Julie Bishop however disagrees.

“I wrote to the Palestinian Authority on 29 May, to seek clear assurance that Australian funding is not being used to assist Palestinians convicted of politically motivated violence,” Bishop said in her statement released on Monday night.

“I am confident that previous Australian funding to the PA through the World Bank has been used as intended.
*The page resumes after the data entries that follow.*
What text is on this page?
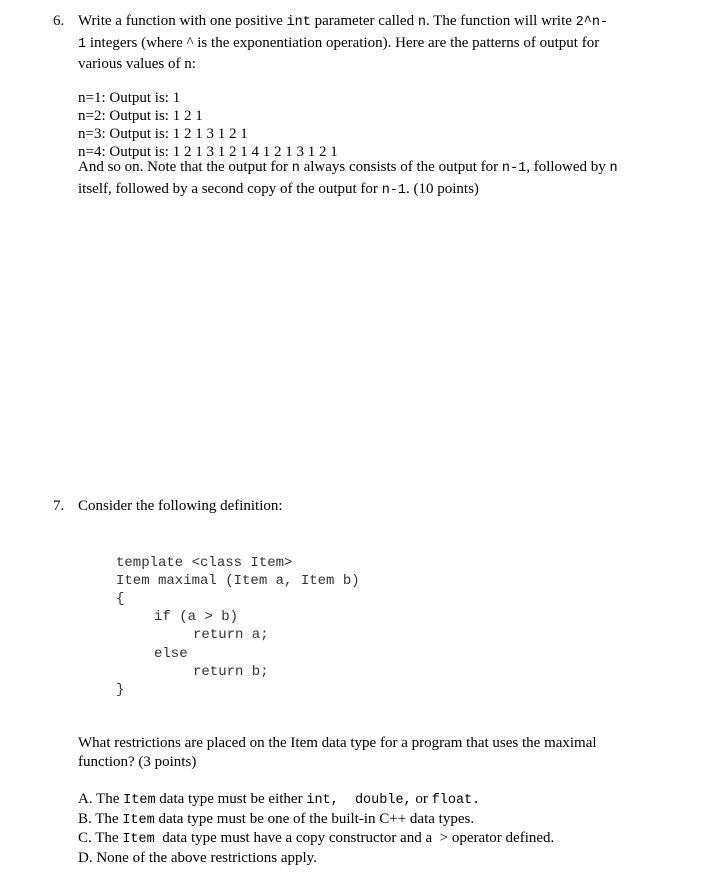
6. Write a function with one positive int parameter called n. The function will write 2^n-
1 integers (where ^ is the exponentiation operation). Here are the patterns of output for
various values of n:
n=1: Output is: 1
n=2: Output is: 1 2 1
n=3: Output is: 1 2 1 3 1 2 1
n=4: Output is: 1 2 1 3 1 2 1 4 1 2 1 3 1 2 1
And so on. Note that the output for n always consists of the output for n-1, followed by n
itself, followed by a second copy of the output for n-1. (10 points)
7. Consider the following definition:
template <class Item>
Item maximal (Item a, Item b)
{
if (a > b)
return a;
else
return b;
}
What restrictions are placed on the Item data type for a program that uses the maximal
function? (3 points)
A. The Item data type must be either int,  double, or float.
B. The Item data type must be one of the built-in C++ data types.
C. The Item  data type must have a copy constructor and a  > operator defined.
D. None of the above restrictions apply.
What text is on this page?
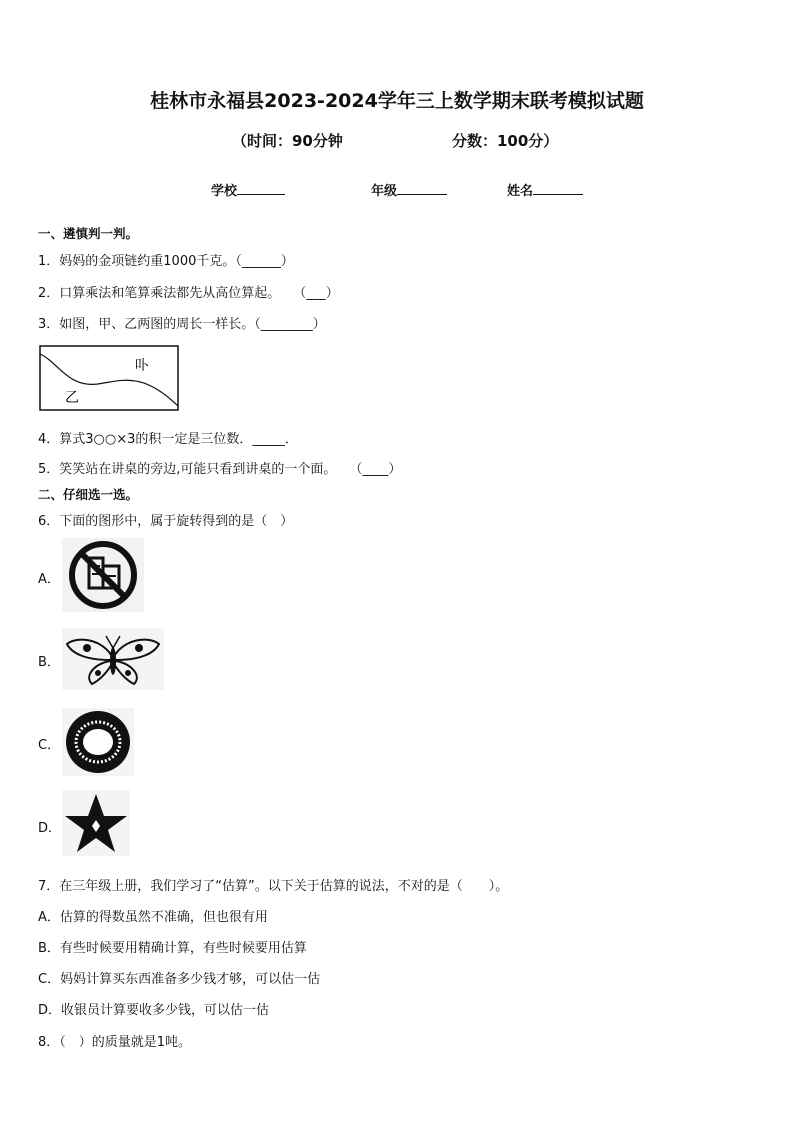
桂林市永福县2023-2024学年三上数学期末联考模拟试题
（时间：90分钟	分数：100分）
学校	年级	姓名
一、遴慎判一判。
1．妈妈的金项链约重1000千克。（______）
2．口算乘法和笔算乘法都先从高位算起。　　（___）
3．如图，甲、乙两图的周长一样长。（________）
卟
乙
4．算式3○○×3的积一定是三位数．_____．
5．笑笑站在讲桌的旁边,可能只看到讲桌的一个面。　　（____）
二、仔细选一选。
6．下面的图形中，属于旋转得到的是（　）
A．
B．
C．
D．
7．在三年级上册，我们学习了“估算”。以下关于估算的说法，不对的是（　　）。
A．估算的得数虽然不准确，但也很有用
B．有些时候要用精确计算，有些时候要用估算
C．妈妈计算买东西准备多少钱才够，可以估一估
D．收银员计算要收多少钱，可以估一估
8．（　）的质量就是1吨。
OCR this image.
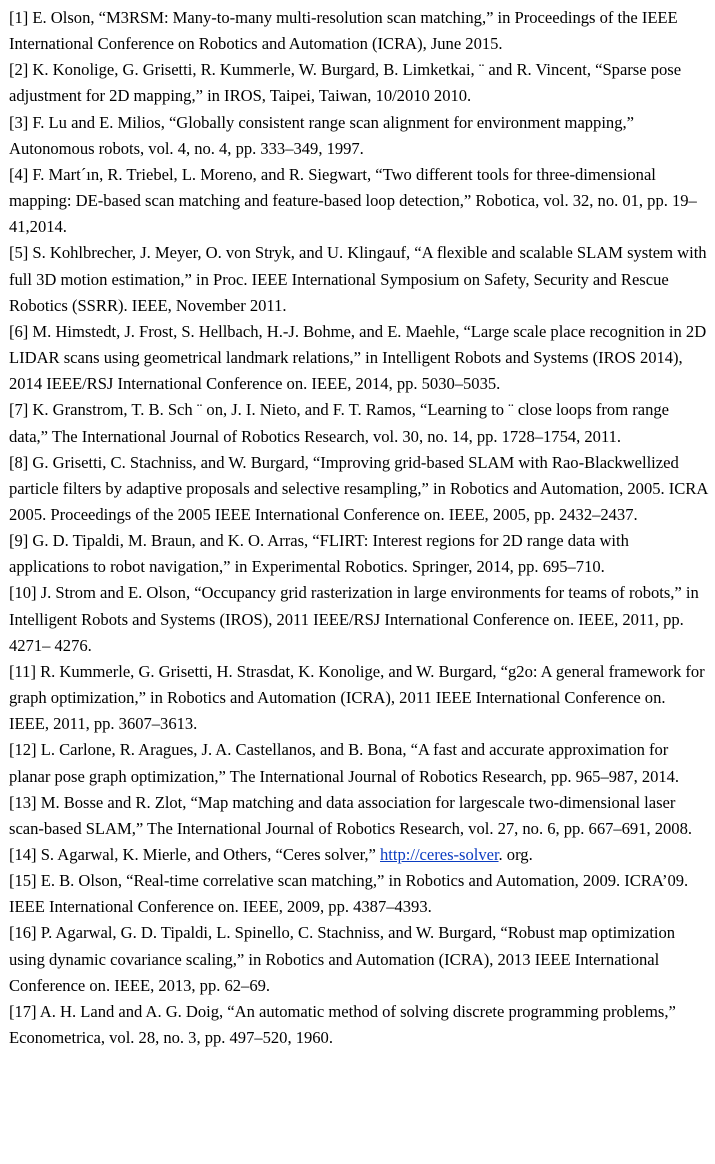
[1] E. Olson, “M3RSM: Many-to-many multi-resolution scan matching,” in Proceedings of the IEEE International Conference on Robotics and Automation (ICRA), June 2015.

[2] K. Konolige, G. Grisetti, R. Kummerle, W. Burgard, B. Limketkai, ¨ and R. Vincent, “Sparse pose adjustment for 2D mapping,” in IROS, Taipei, Taiwan, 10/2010 2010.

[3] F. Lu and E. Milios, “Globally consistent range scan alignment for environment mapping,” Autonomous robots, vol. 4, no. 4, pp. 333–349, 1997.

[4] F. Mart´ın, R. Triebel, L. Moreno, and R. Siegwart, “Two different tools for three-dimensional mapping: DE-based scan matching and feature-based loop detection,” Robotica, vol. 32, no. 01, pp. 19–41,2014.

[5] S. Kohlbrecher, J. Meyer, O. von Stryk, and U. Klingauf, “A flexible and scalable SLAM system with full 3D motion estimation,” in Proc. IEEE International Symposium on Safety, Security and Rescue Robotics (SSRR). IEEE, November 2011.

[6] M. Himstedt, J. Frost, S. Hellbach, H.-J. Bohme, and E. Maehle, “Large scale place recognition in 2D LIDAR scans using geometrical landmark relations,” in Intelligent Robots and Systems (IROS 2014), 2014 IEEE/RSJ International Conference on. IEEE, 2014, pp. 5030–5035.

[7] K. Granstrom, T. B. Sch ¨ on, J. I. Nieto, and F. T. Ramos, “Learning to ¨ close loops from range data,” The International Journal of Robotics Research, vol. 30, no. 14, pp. 1728–1754, 2011.

[8] G. Grisetti, C. Stachniss, and W. Burgard, “Improving grid-based SLAM with Rao-Blackwellized particle filters by adaptive proposals and selective resampling,” in Robotics and Automation, 2005. ICRA 2005. Proceedings of the 2005 IEEE International Conference on. IEEE, 2005, pp. 2432–2437.

[9] G. D. Tipaldi, M. Braun, and K. O. Arras, “FLIRT: Interest regions for 2D range data with applications to robot navigation,” in Experimental Robotics. Springer, 2014, pp. 695–710.

[10] J. Strom and E. Olson, “Occupancy grid rasterization in large environments for teams of robots,” in Intelligent Robots and Systems (IROS), 2011 IEEE/RSJ International Conference on. IEEE, 2011, pp. 4271– 4276.

[11] R. Kummerle, G. Grisetti, H. Strasdat, K. Konolige, and W. Burgard, “g2o: A general framework for graph optimization,” in Robotics and Automation (ICRA), 2011 IEEE International Conference on. IEEE, 2011, pp. 3607–3613.

[12] L. Carlone, R. Aragues, J. A. Castellanos, and B. Bona, “A fast and accurate approximation for planar pose graph optimization,” The International Journal of Robotics Research, pp. 965–987, 2014.

[13] M. Bosse and R. Zlot, “Map matching and data association for largescale two-dimensional laser scan-based SLAM,” The International Journal of Robotics Research, vol. 27, no. 6, pp. 667–691, 2008.

[14] S. Agarwal, K. Mierle, and Others, “Ceres solver,” http://ceres-solver. org.

[15] E. B. Olson, “Real-time correlative scan matching,” in Robotics and Automation, 2009. ICRA’09. IEEE International Conference on. IEEE, 2009, pp. 4387–4393.

[16] P. Agarwal, G. D. Tipaldi, L. Spinello, C. Stachniss, and W. Burgard, “Robust map optimization using dynamic covariance scaling,” in Robotics and Automation (ICRA), 2013 IEEE International Conference on. IEEE, 2013, pp. 62–69.

[17] A. H. Land and A. G. Doig, “An automatic method of solving discrete programming problems,” Econometrica, vol. 28, no. 3, pp. 497–520, 1960.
However, I am concerned that in providing funds for this aspect of the PA’s operations there is an opportunity for it to use its own budget to activities that Australia would never support.”

The squeeze on the Palestinians over the issue climaxed on Monday with the Australian government initiative, hot on the heels of the Taylor Force Act passed by the U.S. Congress, coinciding with a new law enacted in the Israeli Knesset on Monday which allows Israel to deduct amounts commensurate with those being paid to families of political violence, or ‘terrorism,’ from taxes and tariffs that the Israeli government collects on behalf of the Palestinian Authority. Israel has often withheld taxes as a bargaining tool, or punitive measure, despite criticism that the funds they are handling are not the property of Israel but are the property of the Palestinian Authority.
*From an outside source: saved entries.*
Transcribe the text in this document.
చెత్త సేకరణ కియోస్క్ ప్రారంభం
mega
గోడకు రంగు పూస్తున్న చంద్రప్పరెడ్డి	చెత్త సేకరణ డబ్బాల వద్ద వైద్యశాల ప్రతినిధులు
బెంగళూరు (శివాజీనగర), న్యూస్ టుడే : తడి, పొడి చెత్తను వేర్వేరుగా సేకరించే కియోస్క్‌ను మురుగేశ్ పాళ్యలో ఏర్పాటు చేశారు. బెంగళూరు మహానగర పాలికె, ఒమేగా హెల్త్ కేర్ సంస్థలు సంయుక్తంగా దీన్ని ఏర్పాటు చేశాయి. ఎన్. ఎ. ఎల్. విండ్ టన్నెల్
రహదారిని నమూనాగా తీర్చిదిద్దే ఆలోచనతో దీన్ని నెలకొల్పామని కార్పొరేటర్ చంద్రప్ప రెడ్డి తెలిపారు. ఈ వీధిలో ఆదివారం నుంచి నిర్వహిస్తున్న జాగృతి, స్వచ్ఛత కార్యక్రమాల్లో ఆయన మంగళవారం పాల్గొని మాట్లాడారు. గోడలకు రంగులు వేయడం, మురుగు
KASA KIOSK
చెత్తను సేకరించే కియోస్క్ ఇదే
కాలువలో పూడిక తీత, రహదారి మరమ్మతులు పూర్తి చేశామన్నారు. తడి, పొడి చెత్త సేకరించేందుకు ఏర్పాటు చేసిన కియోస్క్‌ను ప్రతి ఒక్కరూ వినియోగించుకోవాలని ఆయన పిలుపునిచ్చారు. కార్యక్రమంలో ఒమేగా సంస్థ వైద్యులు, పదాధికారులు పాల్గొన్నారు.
Israel says it intends to dispurse monies deducted from the taxes and tariffs among Israeli victims of ‘terror.’

The Australian government, while taking a different tack, supports the principle that its funds should not be used for compensation to convicted felons. “Any assistance provided by the Palestine Liberation Organisation to those convicted of politically motivated violence is an affront to Australian values, and undermines the prospect of meaningful peace between Israel and the Palestinians,” Ms Bishop said.

“The Australian Government remains committed to supporting vulnerable Palestinians with access to basic services, including health care, food, water, improved sanitation and shelter. We will now direct our $10 million allocation to the United Nations’ Humanitarian Fund for the Palestinian Territories which supports these services.”
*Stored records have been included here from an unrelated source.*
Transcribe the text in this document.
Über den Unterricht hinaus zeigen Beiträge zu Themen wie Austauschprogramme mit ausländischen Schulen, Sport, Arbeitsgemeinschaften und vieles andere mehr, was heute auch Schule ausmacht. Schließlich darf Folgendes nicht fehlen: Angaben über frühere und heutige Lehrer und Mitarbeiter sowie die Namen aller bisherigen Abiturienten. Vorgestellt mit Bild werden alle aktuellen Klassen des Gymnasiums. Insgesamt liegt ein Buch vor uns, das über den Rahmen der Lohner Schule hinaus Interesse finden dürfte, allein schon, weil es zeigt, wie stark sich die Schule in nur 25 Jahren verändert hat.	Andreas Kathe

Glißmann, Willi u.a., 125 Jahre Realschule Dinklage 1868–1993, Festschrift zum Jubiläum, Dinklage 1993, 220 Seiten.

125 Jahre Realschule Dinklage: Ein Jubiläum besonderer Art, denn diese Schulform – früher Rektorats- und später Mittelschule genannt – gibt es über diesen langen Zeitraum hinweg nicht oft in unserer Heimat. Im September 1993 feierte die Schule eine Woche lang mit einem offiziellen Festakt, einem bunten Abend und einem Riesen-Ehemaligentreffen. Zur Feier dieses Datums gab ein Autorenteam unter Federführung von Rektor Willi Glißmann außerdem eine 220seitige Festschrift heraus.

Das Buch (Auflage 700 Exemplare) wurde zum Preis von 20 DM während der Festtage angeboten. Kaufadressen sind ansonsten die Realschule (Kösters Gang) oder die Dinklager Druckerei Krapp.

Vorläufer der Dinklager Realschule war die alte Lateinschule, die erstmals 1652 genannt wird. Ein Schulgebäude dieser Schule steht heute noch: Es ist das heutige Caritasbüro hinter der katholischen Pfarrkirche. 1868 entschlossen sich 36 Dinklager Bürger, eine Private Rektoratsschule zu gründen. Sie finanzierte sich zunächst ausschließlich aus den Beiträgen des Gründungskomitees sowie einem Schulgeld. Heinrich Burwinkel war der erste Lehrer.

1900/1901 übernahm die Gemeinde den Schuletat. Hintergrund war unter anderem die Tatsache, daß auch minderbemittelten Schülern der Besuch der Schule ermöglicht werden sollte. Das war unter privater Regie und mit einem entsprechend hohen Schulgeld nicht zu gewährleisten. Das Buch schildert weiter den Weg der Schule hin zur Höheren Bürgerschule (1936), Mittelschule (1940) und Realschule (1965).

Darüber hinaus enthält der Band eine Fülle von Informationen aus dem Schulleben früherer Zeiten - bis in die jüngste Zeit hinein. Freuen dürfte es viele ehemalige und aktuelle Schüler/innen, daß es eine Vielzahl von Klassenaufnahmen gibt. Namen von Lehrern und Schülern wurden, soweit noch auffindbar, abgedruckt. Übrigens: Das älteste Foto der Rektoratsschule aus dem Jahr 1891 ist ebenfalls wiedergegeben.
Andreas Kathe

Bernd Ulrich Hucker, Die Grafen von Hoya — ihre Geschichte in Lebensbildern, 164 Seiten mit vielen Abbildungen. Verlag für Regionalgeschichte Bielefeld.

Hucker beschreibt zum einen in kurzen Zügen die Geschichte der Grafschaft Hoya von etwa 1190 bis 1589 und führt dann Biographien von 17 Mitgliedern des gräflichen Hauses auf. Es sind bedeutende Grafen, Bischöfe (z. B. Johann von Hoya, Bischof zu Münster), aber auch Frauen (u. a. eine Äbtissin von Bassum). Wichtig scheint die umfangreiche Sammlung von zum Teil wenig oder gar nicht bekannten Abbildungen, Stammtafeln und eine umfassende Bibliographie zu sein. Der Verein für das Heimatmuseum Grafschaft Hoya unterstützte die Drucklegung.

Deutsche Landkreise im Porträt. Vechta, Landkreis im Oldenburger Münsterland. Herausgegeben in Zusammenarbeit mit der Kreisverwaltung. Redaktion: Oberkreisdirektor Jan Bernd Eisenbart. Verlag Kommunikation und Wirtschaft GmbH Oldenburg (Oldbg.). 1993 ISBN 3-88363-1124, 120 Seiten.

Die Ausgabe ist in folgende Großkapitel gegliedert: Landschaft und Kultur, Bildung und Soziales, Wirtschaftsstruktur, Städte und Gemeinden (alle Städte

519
“The United Nations’ Humanitarian Fund helps 1.9 million people. Approximately 75 per cent of its funding will be spent in Gaza where the humanitarian situation continues to deteriorate,” said the Australian foreign minister.

“The Australian Government has informed the PA and the World Bank of our decision,” she added.

While the Australian and the Israelis were joining the Americans on Monday in choking off aid to the Palestinians, a number of high profile U.S. Republican and Democrat officials, including a former Secretary of State, were calling on the U.S. government to reinstate funds to the United Nations Relief and Works Agency which were being directed to Palestinian aid.

“This financial gap puts into question the ability of UNRWA to continue to deliver education and health care services to millions of people, and has national security ramifications for our closest allies, including Israel and Jordan. We urge you to restore U.S. funding to help fill this gap,” Thomas Pickering and Edward Perkins, who served under President George H.W. Bush; for Secretary of State Madeleine Albright and Bill Richardson, who served under President Bill Clinton; John Negroponte, who served under President George W. Bush; and Susan Rice and Samantha Power, who served under President Barack Obama, wrote in a letter to Secretary of State Mike Pompeo and U.S. Ambassador to the UN NIkki Haley, forwarded on Monday.